Roche Presidential Student Mentor Award

Hari Keshava, MS
Case Western Reserve University and Cleveland Clinic

Sponsor:  David Mason, MD, PhD

Proposal: Ex Vivo Lung Perfusion for Lung Transplantation: Extending the Donor Pool

Synopsis: In lung transplantation organ demand far exceeds supply resulting in patients dying while awaiting lung transplantation.  Additionally, many donor lungs are not utilized due to perceived poor quality although the methods of organ evaluation are uncertain.  A method of better assessing and even improving the function of these discarded organs might allow their transplantation.  It is our hypothesis that human lungs presently considered non-transplantable by standard criteria can be harvested, evaluated and treated in an Ex-Vivo setting and made suitable for transplantation.  We plan to establish a reliable Ex-Vivo model that can reproducibly evaluate the important physiologic measures of human lung function including oxygenation, ventilation and pulmonary compliance.  This can potentially increase the number of patients being transplanted and ultimately decrease waiting list mortality.
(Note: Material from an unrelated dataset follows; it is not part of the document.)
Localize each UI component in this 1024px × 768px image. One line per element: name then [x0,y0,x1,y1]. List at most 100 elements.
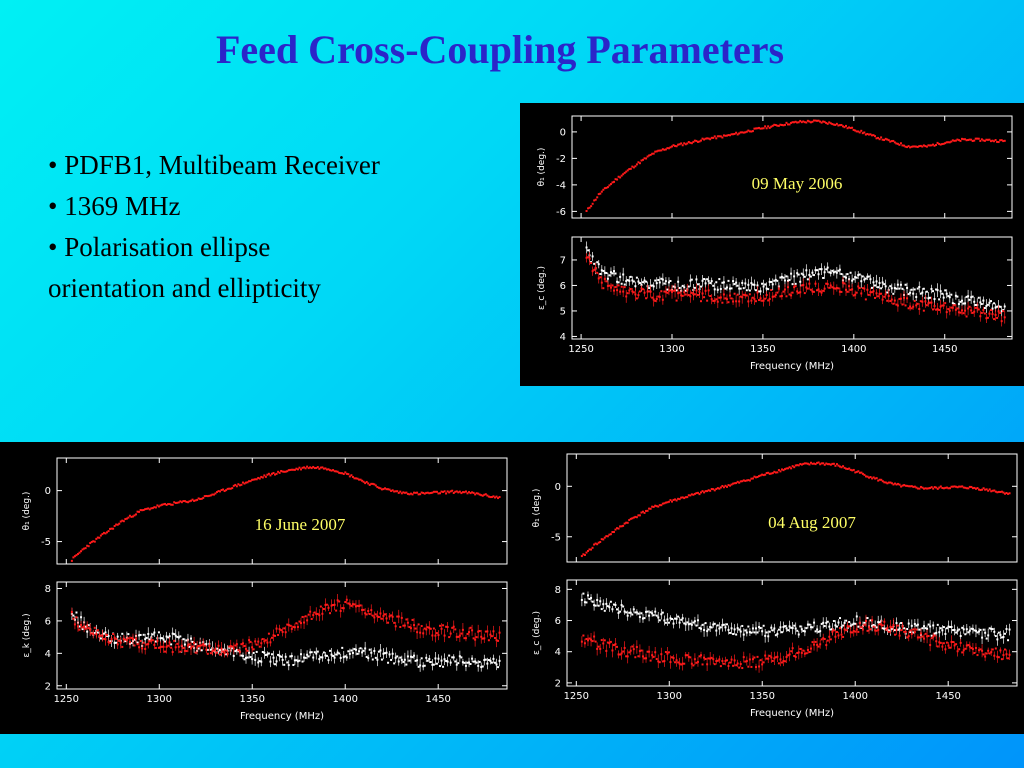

Roche Presidential Student Mentor Award

Smaranda Paunescu
Northwestern University

Sponsor:  Joseph Leventhal, MD

Proposal: Clinical application of regulatory T cells for prevention of allograft rejection

Synopsis: Work in small animal models over the past decade has highlighted the importance of regulatory T cells for the control of immune responses, including allograft rejection.  Our laboratory has demonstrated the ability of adoptively transferred, ex vivo expanded natural regulatory T cells (CD4+ CD25+ foxp3+) to prevent the rejection of cardiac allografts. Our current work is focusing upon human natural regulatory T cells.  We plan to increase this particular cell population by directly isolating and expanding donor specific CD4+CD25+ cells, with the ultimate goal of then re-introducing them into the recipient in order to
induce allograft tolerance.

Roche Presidential Student Mentor Award

Julie Sara Wecsler, AB
University of Southern California

Sponsor:  Linda Sher, MD

Proposal: Creation of a National Database: Liver Transplantation for Metastatic Neuroendocrine Tumors

Synopsis:  Over the past three decades, liver transplant has been performed for a limited number of neuroendocrine tumors with liver metastases. The current organ allocation system does not allow for an exemption for such patients, and in the absence of significant liver disease they are often unable to obtain a transplant. The goal of this project is to analyze the outcomes of transplant according to prognostic factors with the further goal of ultimately establishing a national database and prognostic scale in order to improve upon the disease free survival in these patients.